The Minuet

A Minuet, sometimes spelled "Menuet" or "Menuett", is a social dance of french origin for 2 persons, usually in 3/4 time. The name was adapted under the influence of the Italian Minuetto, from the French Menuet, meaning small pretty, delicate, a diminutive of menu, from the latin minutus. Menuetto is a word that occurs only on musical scores. The name refers probably to the short steps, pas menus, taken in the dance. At the period when it was most fashionable it was slow, ceremonious, and graceful. Stylistically refined Minuets, apart from the social dance context, were introduced to opera at first by Jean-Baptiste Lully, and in the late 17th century, the Minuet was adopted into the suite, such as some of the suites of Johann S. Bach and Georg F. Händel. As the other dances that made up a Baroque suite dropped out of use, the Minuet retained its popularity.
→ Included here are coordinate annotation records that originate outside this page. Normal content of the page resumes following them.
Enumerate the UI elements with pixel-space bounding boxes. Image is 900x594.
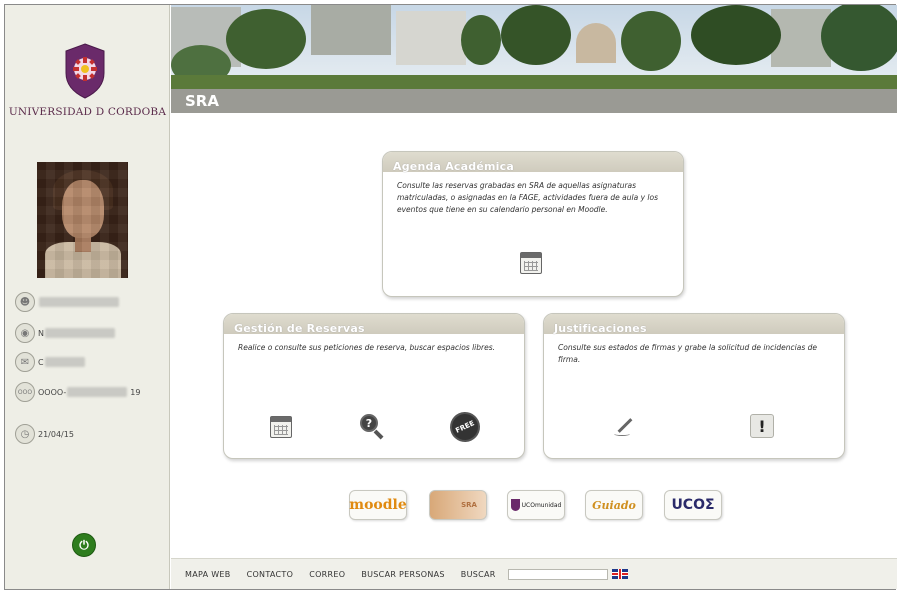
user-id-row: ◉ N bbox=[15, 322, 115, 344]
moodle-logo: moodle bbox=[349, 497, 407, 513]
user-email-prefix: C bbox=[38, 357, 44, 367]
reservas-card-description: Realice o consulte sus peticiones de res… bbox=[238, 343, 495, 352]
reservas-card[interactable]: Gestión de Reservas Realice o consulte s… bbox=[223, 313, 525, 459]
code-icon: OOO bbox=[15, 382, 35, 402]
university-logo[interactable] bbox=[62, 43, 108, 99]
power-icon: ⏻ bbox=[79, 537, 89, 552]
section-title: SRA bbox=[185, 92, 219, 110]
user-code-suffix: 19 bbox=[130, 387, 141, 397]
warning-icon[interactable]: ! bbox=[750, 414, 774, 438]
justificaciones-card-description: Consulte sus estados de firmas y grabe l… bbox=[558, 343, 817, 364]
user-code-row: OOO OOOO- 19 bbox=[15, 381, 140, 403]
ucosigma-logo: UCOΣ bbox=[671, 497, 715, 513]
agenda-card-header: Agenda Académica bbox=[383, 152, 683, 173]
user-date: 21/04/15 bbox=[38, 429, 74, 439]
user-date-row: ◷ 21/04/15 bbox=[15, 423, 74, 445]
ucomunidad-shield-icon bbox=[510, 499, 520, 511]
user-email-row: ✉ C bbox=[15, 351, 85, 373]
justificaciones-card-title[interactable]: Justificaciones bbox=[554, 322, 647, 335]
reservas-card-header: Gestión de Reservas bbox=[224, 314, 524, 335]
signature-pen-icon[interactable] bbox=[612, 414, 636, 438]
footer-link-mapa-web[interactable]: MAPA WEB bbox=[185, 570, 231, 579]
campus-banner bbox=[171, 5, 897, 89]
ucomunidad-link[interactable]: UCOmunidad bbox=[507, 490, 565, 520]
app-window: UNIVERSIDAD D CORDOBA ☻ ◉ N ✉ C OOO OOOO… bbox=[4, 4, 897, 590]
guiado-logo: Guiado bbox=[592, 498, 636, 512]
footer-link-correo[interactable]: CORREO bbox=[309, 570, 345, 579]
footer-link-buscar-personas[interactable]: BUSCAR PERSONAS bbox=[361, 570, 444, 579]
logout-button[interactable]: ⏻ bbox=[72, 533, 96, 557]
university-name: UNIVERSIDAD D CORDOBA bbox=[8, 106, 167, 118]
reservas-card-title[interactable]: Gestión de Reservas bbox=[234, 322, 365, 335]
user-icon: ☻ bbox=[15, 292, 35, 312]
redacted-code bbox=[67, 387, 128, 397]
justificaciones-card-header: Justificaciones bbox=[544, 314, 844, 335]
redacted-email bbox=[44, 357, 85, 367]
calendar-icon[interactable] bbox=[270, 416, 292, 438]
id-card-icon: ◉ bbox=[15, 323, 35, 343]
redacted-id bbox=[44, 328, 115, 338]
ucosigma-link[interactable]: UCOΣ bbox=[664, 490, 722, 520]
free-icon[interactable]: FREE bbox=[447, 409, 483, 445]
user-id-prefix: N bbox=[38, 328, 44, 338]
footer-link-contacto[interactable]: CONTACTO bbox=[247, 570, 294, 579]
sra-logo: SRA bbox=[461, 501, 477, 509]
email-icon: ✉ bbox=[15, 352, 35, 372]
search-icon[interactable]: ? bbox=[358, 412, 384, 440]
footer: MAPA WEB CONTACTO CORREO BUSCAR PERSONAS… bbox=[171, 558, 897, 589]
uk-flag-icon[interactable] bbox=[611, 569, 628, 579]
section-title-bar: SRA bbox=[171, 89, 897, 113]
user-name-row: ☻ bbox=[15, 291, 119, 313]
sidebar: UNIVERSIDAD D CORDOBA ☻ ◉ N ✉ C OOO OOOO… bbox=[5, 5, 170, 589]
redacted-name bbox=[39, 297, 119, 307]
sra-link[interactable]: SRA bbox=[429, 490, 487, 520]
moodle-link[interactable]: moodle bbox=[349, 490, 407, 520]
footer-link-buscar[interactable]: BUSCAR bbox=[461, 570, 496, 579]
guiado-link[interactable]: Guiado bbox=[585, 490, 643, 520]
ucomunidad-logo: UCOmunidad bbox=[521, 501, 562, 509]
agenda-card-title[interactable]: Agenda Académica bbox=[393, 160, 514, 173]
footer-search-input[interactable] bbox=[507, 568, 608, 580]
agenda-card[interactable]: Agenda Académica Consulte las reservas g… bbox=[382, 151, 684, 297]
main-content: Agenda Académica Consulte las reservas g… bbox=[171, 113, 897, 558]
date-icon: ◷ bbox=[15, 424, 35, 444]
user-code-prefix: OOOO- bbox=[38, 387, 67, 397]
justificaciones-card[interactable]: Justificaciones Consulte sus estados de … bbox=[543, 313, 845, 459]
calendar-grid-icon[interactable] bbox=[520, 252, 542, 274]
user-photo bbox=[37, 162, 128, 278]
agenda-card-description: Consulte las reservas grabadas en SRA de… bbox=[397, 181, 658, 214]
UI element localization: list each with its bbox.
Among Italian composers, the Minuet was often considerably quicker and livelier, was sometimes written in 3/8 or 6/8 time and was often used as the final movement in an Italian overture. It was initially in binary form, with 2 sections of usually 8 bars each, but the second section eventually expanded, resulting in a kind of ternary form.

Around Lully's time, it became a common practice to score this section for a trio (such as two Oboes and a Bassoon, as is common in Lully). As a result, this middle section came to be called "Trio", even when no trace of such an orchestration remains. The Minuet and Trio eventually became the standard 3rd movement in the 4-movement classical symphony, Johann Stamitz being the first to employ it thus with regularity. A livelier form of the Minuet later developed into the Scherzo (which was generally also coupled with a Trio). This term came into existence approximately from Beethoven onwards, but the form itself can be traced back to Haydn. The Minuet also remained in some countries as elements in folk dance, such as in Finland and parts of Sweden. It was also a stately court dance of the 17th and 18th centuries. Following the first presidential election in the United States of America on April 30th, 1789, the newly elected President George Washington danced a Minuet at an unofficial ball held on the occasion of the first ever American "Presidential Inauguration".

The Minuet Step

The Minuet step is the dance step performed in the dance Minuet. It is composed of 4 plain straight steps or walks, and may be performed forwards, backwards, sideways, or 4 different ways to which there are the like number of names annexed, to distinguish them from one another, arriving, not improperly speaking, from the placing of the marks upon them.

Play Luigi Boccherini's Minuet

For example, a movement, or sink and rise being added to the first step of the 3 belonging to the Minuet step, produces a Bouree; and the like to the 4th and last a Half Coupee, which together compose what is commonly called the "English Minuet Step".